Construcción del Gran Canal de Nicaragua "extremadamente hostil" frente a política de Washington en la región

Los líderes latinoamericanos que optan por seguir una política independiente de EE.UU. deben estar preparados para cualquier reacción que pueda provenir de Washington.

Construcción del Gran Canal de Nicaragua
Según expertos, el mayor descontento para la Casa Blanca está generado hoy por el presidente de Nicaragua, Daniel Ortega, quien -según el Departamento de Estado de EE.UU.- actúa de manera "extremadamente hostil" frente a la política estadounidense.

El centro de la presunta hostilidad está en el proyecto de Managua de crear el Gran Canal de Nicaragua, previsto para iniciarse entre noviembre y diciembre de este año. La empresa china Hong Kong Nicaraguan Canal Development Investment Group (HKND) será la responsable de la construcción.

En opinión del analista Nil Nikándrov en el portal de la Fundación de la Cultura Estratégica, la empresa ambiental británica Environmental Resources Management, el proyecto es viable para la conservación de la naturaleza y los recursos hídricos, pero esta consideración contradice el argumento del gobierno de Obama acerca de los efectos devastadores del canal en la ecología de la región.

Si bien el canal significará fuertes ingreso en la economía nicaragüense y proporcionará al menos 250 mil empleos, Washington prefiere ignorar estos beneficios y despliega a nivel regional una operación para interrumpir este empeño.

Phyllis Powers, embajadora de EE.UU. en Managua, quien laboró en Panamá y tiene experiencia en cuestiones relacionadas con canales interoceánicos, estará al frente de esta operación que contará con el apoyo de la oposición interna del país centroamericano.

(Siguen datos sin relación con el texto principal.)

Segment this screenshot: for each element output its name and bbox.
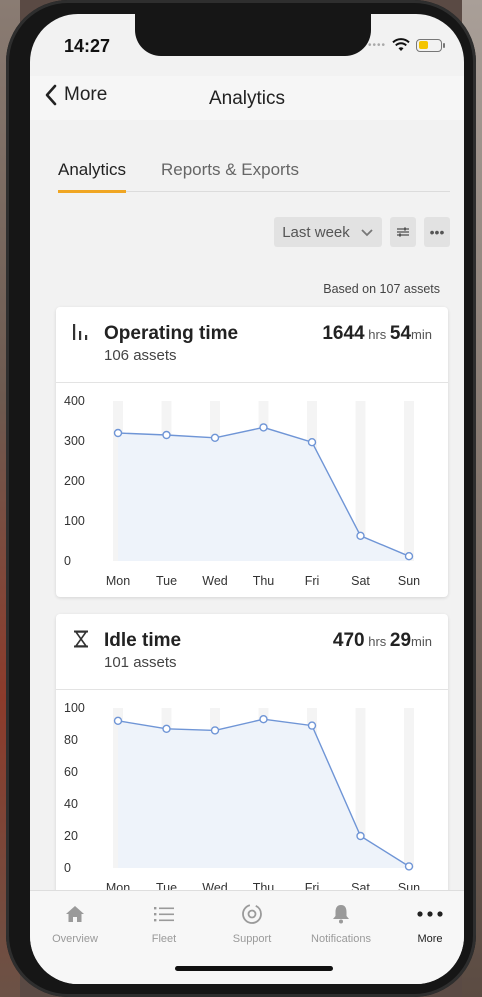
ellipsis-icon: ••• <box>429 224 445 240</box>
tabbar-label: Notifications <box>311 933 371 945</box>
tabbar-item-more[interactable]: More <box>390 903 464 945</box>
idle-time-chart: 020406080100Mon Tue Wed Thu Fri Sat Sun <box>64 701 420 895</box>
card-title: Operating time <box>104 323 239 344</box>
tabbar-item-support[interactable]: Support <box>212 903 292 945</box>
more-icon <box>417 911 443 917</box>
x-tick-label: Mon <box>106 574 130 588</box>
operating-time-card[interactable]: Operating time 106 assets 1644 hrs 54min… <box>56 307 448 597</box>
period-value: Last week <box>282 223 350 241</box>
operating-time-chart: 0 100 200 300 400 Mon Tue Wed Thu Fri Sat Sun <box>64 394 420 588</box>
app-screen: 14:27 •••• More Analytics Analytics Repo… <box>30 14 464 984</box>
y-tick-label: 400 <box>64 394 85 408</box>
signal-icon: •••• <box>367 39 386 51</box>
total-minutes: 54 <box>389 323 412 344</box>
tabbar-label: Support <box>232 933 272 945</box>
card-total: 470 hrs 29min <box>333 630 432 652</box>
total-minutes: 29 <box>389 630 412 651</box>
navigation-bar: More Analytics <box>30 76 464 120</box>
tabbar-item-notifications[interactable]: Notifications <box>301 903 381 945</box>
card-header: Operating time 106 assets 1644 hrs 54min <box>56 307 448 383</box>
bell-icon <box>333 905 349 924</box>
x-tick-label: Wed <box>202 574 228 588</box>
data-point[interactable] <box>162 724 171 733</box>
card-assets: 101 assets <box>104 654 177 671</box>
y-tick-label: 0 <box>64 554 71 568</box>
sliders-icon <box>397 227 409 237</box>
data-point[interactable] <box>404 551 414 561</box>
tabbar-item-fleet[interactable]: Fleet <box>124 903 204 945</box>
hourglass-icon <box>74 630 88 648</box>
x-tick-label: Sat <box>351 574 370 588</box>
tabbar-label: Fleet <box>151 933 177 945</box>
y-tick-label: 100 <box>64 701 85 715</box>
data-point[interactable] <box>210 726 220 735</box>
battery-icon <box>416 38 445 52</box>
data-point[interactable] <box>162 430 171 440</box>
column-band <box>404 708 414 868</box>
column-band <box>404 401 414 561</box>
data-point[interactable] <box>356 831 365 841</box>
wifi-icon <box>392 38 410 51</box>
tab-analytics[interactable]: Analytics <box>58 160 127 193</box>
card-header: Idle time 101 assets 470 hrs 29min <box>56 614 448 690</box>
more-options-button[interactable]: ••• <box>424 217 450 247</box>
y-tick-label: 60 <box>64 765 78 779</box>
support-icon <box>242 904 262 924</box>
card-total: 1644 hrs 54min <box>322 323 432 345</box>
hours-unit: hrs <box>368 327 387 342</box>
hours-unit: hrs <box>368 634 387 649</box>
card-assets: 106 assets <box>104 347 177 364</box>
data-point[interactable] <box>259 423 268 432</box>
home-icon <box>66 906 84 922</box>
bar-chart-icon <box>73 324 88 340</box>
status-icons: •••• <box>367 38 445 52</box>
minutes-unit: min <box>411 634 432 649</box>
period-dropdown[interactable]: Last week <box>274 217 382 247</box>
data-point[interactable] <box>307 721 317 730</box>
x-tick-label: Fri <box>305 574 320 588</box>
tabbar-item-overview[interactable]: Overview <box>35 903 115 945</box>
y-tick-label: 0 <box>64 861 71 875</box>
data-point[interactable] <box>259 715 268 724</box>
data-point[interactable] <box>356 531 365 541</box>
total-hours: 470 <box>332 630 365 651</box>
y-tick-label: 300 <box>64 434 85 448</box>
based-on-text: Based on 107 assets <box>323 282 440 296</box>
list-icon <box>154 907 174 922</box>
y-tick-label: 40 <box>64 797 78 811</box>
x-tick-label: Tue <box>156 574 177 588</box>
device-notch <box>135 14 371 56</box>
phone-frame: 14:27 •••• More Analytics Analytics Repo… <box>6 0 476 997</box>
status-time: 14:27 <box>64 36 111 56</box>
minutes-unit: min <box>411 327 432 342</box>
idle-time-card[interactable]: Idle time 101 assets 470 hrs 29min 0 20 40… <box>56 614 448 904</box>
chevron-down-icon <box>361 228 373 236</box>
card-title: Idle time <box>104 630 182 651</box>
filter-settings-button[interactable] <box>390 217 416 247</box>
filter-row: Last week ••• <box>274 217 450 247</box>
x-tick-label: Sun <box>398 574 420 588</box>
y-tick-label: 100 <box>64 514 85 528</box>
y-tick-label: 200 <box>64 474 85 488</box>
data-point[interactable] <box>307 438 317 447</box>
tabbar-label: More <box>417 933 443 945</box>
y-tick-label: 20 <box>64 829 78 843</box>
page-title: Analytics <box>208 88 286 109</box>
data-point[interactable] <box>113 716 123 725</box>
x-tick-label: Thu <box>253 574 275 588</box>
data-point[interactable] <box>404 862 414 871</box>
analytics-tabs: Analytics Reports & Exports <box>58 158 450 193</box>
tab-reports-exports[interactable]: Reports & Exports <box>161 160 299 190</box>
total-hours: 1644 <box>322 323 365 344</box>
tabbar-label: Overview <box>52 933 98 945</box>
y-tick-label: 80 <box>64 733 78 747</box>
data-point[interactable] <box>210 433 220 442</box>
home-indicator <box>175 966 333 971</box>
data-point[interactable] <box>113 428 123 438</box>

Por su parte, Eduardo Montealegre, principal opositor político de Ortega, líder del Partido Liberal Independiente, acusó al actual mandatario de desmantelar el Estado de derecho y tachó el proyecto del canal transoceánico de económicamente erróneo y dañino para el medioambiente.

Mientras tanto, Rusia apoyó la ambiciosa iniciativa de Ortega, que corresponde a los intereses de los nicaragüense, tanto por razones políticas como económicas.